Monday, January 17, 2011

Annual retreat

This past weekend was Winter Retreat for me. Every year since 2005, on the third weekend in January, I’ve joined a group of fifteen or twenty other women to travel to a retreat house in northeast Connecticut. We have only a very general agenda for how we plan to schedule the two days ahead: mealtimes are designated, as are a couple of discussion sessions, a crafts project, a Saturday evening film screening in the retreat house’s comfortable living room, an informal Sunday morning worship service in the retreat house’s chapel space.

But no one in the group cares who does and does not participate in the loosely scheduled events, and it ends up being a weekend when everyone who attends is free to spend their time however they wish. There aren’t too many weekends in my life devoted to spending my time however I wish, and I’m always grateful for this one when the date arrives each year.

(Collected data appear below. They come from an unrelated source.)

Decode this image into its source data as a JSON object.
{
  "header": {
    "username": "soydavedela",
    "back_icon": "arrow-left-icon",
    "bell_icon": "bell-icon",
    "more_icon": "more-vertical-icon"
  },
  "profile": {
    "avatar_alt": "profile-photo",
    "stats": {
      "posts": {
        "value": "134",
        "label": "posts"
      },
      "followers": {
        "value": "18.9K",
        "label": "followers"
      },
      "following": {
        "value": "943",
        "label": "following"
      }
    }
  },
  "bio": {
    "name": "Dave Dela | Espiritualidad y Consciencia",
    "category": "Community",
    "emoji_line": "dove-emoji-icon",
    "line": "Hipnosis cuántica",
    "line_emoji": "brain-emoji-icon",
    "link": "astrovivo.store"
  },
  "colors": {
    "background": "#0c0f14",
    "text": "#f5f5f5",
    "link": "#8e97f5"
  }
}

In the past six years, not very much as changed about how I like to spend this time of freedom and non-commitment. If anything, it always crystallizes for me how specific my four areas of interest are when it comes to free time: running, walking, reading, writing. And in between, conversation and bonding with the other retreat participants. But the social aspect is lesser to the amazing opportunity of devoting so many long hours to the other four.

On Saturday before breakfast, I took a six-mile run through the countryside that surrounds the retreat house. This area, as I learned when I wrote a travel article about it a few years ago, is called Connecticut’s “Quiet Corner.” In the 19th and early 20th centuries, it was a favorite rural vacation destination for New Yorkers, especially those in the publishing and newspaper industries. Families would pack up and head to these rolling hills so that the parents could savor the quiet and the children could swim in the ponds and play in the meadows.

Today, the area seems to be about half preserved farmland and half suburbia. Being on a retreat here isn’t exactly like being deep in the White Mountains or the Outer Cape. Cars pass along this country road regularly, and there’s a Walmart less than two miles away. But that takes nothing away from the sense of escape we all bask in here. As I ran three miles out and three miles back, I passed beautifully preserved antique farmhouses, bungalows, and small shingled homes. The air was chilly, and vapor froze on my eyelashes, but I was grateful to be able to take more than an hour for my run without feeling like I was needed anywhere else – and even more grateful for the breakfast of eggs, scones, fruit and muffins prepared by the retreat house’s kitchen staff while I was out.

And then after a hot shower, a sense of absolute freedom for the hours that lay ahead. Some of the women were gathering for a morning discussion on six-word memoirs and an afternoon project making Joy Boxes; others were taking the time for themselves, as I was. I wrote for hours throughout the course of the day, reflecting on the year just passed and sketching out tentative hopes for the year just beginning. And then when I couldn’t think about writing anymore, I walked for an hour, down the road in the opposite direction from where I ran. Tired after that, I read, and then later joined the other women downstairs by the fireplace to work on putting photos from 2010 into my photo album. The latter has become a yearly tradition for me; since this retreat always falls in mid-January, after New Year’s I order prints of all the photos I think worth keeping from the previous year and then take an hour or two during the retreat to put them all in my album.

After dinner I read until I fell asleep. Sunday morning, another run – four miles this time, and it wasn’t nearly so cold. Then more time for writing and a little bit of reading before lunch and the trip home. Other years, I’ve felt more desperate for the escape and the solitude the retreat offers. These days, life is at a point where there isn’t as much of a lack of solitude in daily life for me. When I started attending this retreat, Holly was two years old; I was home full-time with her, and Tim was only in kindergarten and home a lot as well. These days I’m alone for six hours a day while they’re at school.

But I don’t spend their time at school reading, going for walks, or writing in my journal; I spend it working on paid writing or editing assignments. So it’s still a magnificent luxury to get away once a year for two days of this kind of self-indulgence. I write, I read, I walk, I run. And I go home ready for another year, feeling rejuvenated and slightly amazed that I had the luxury of these two days once again.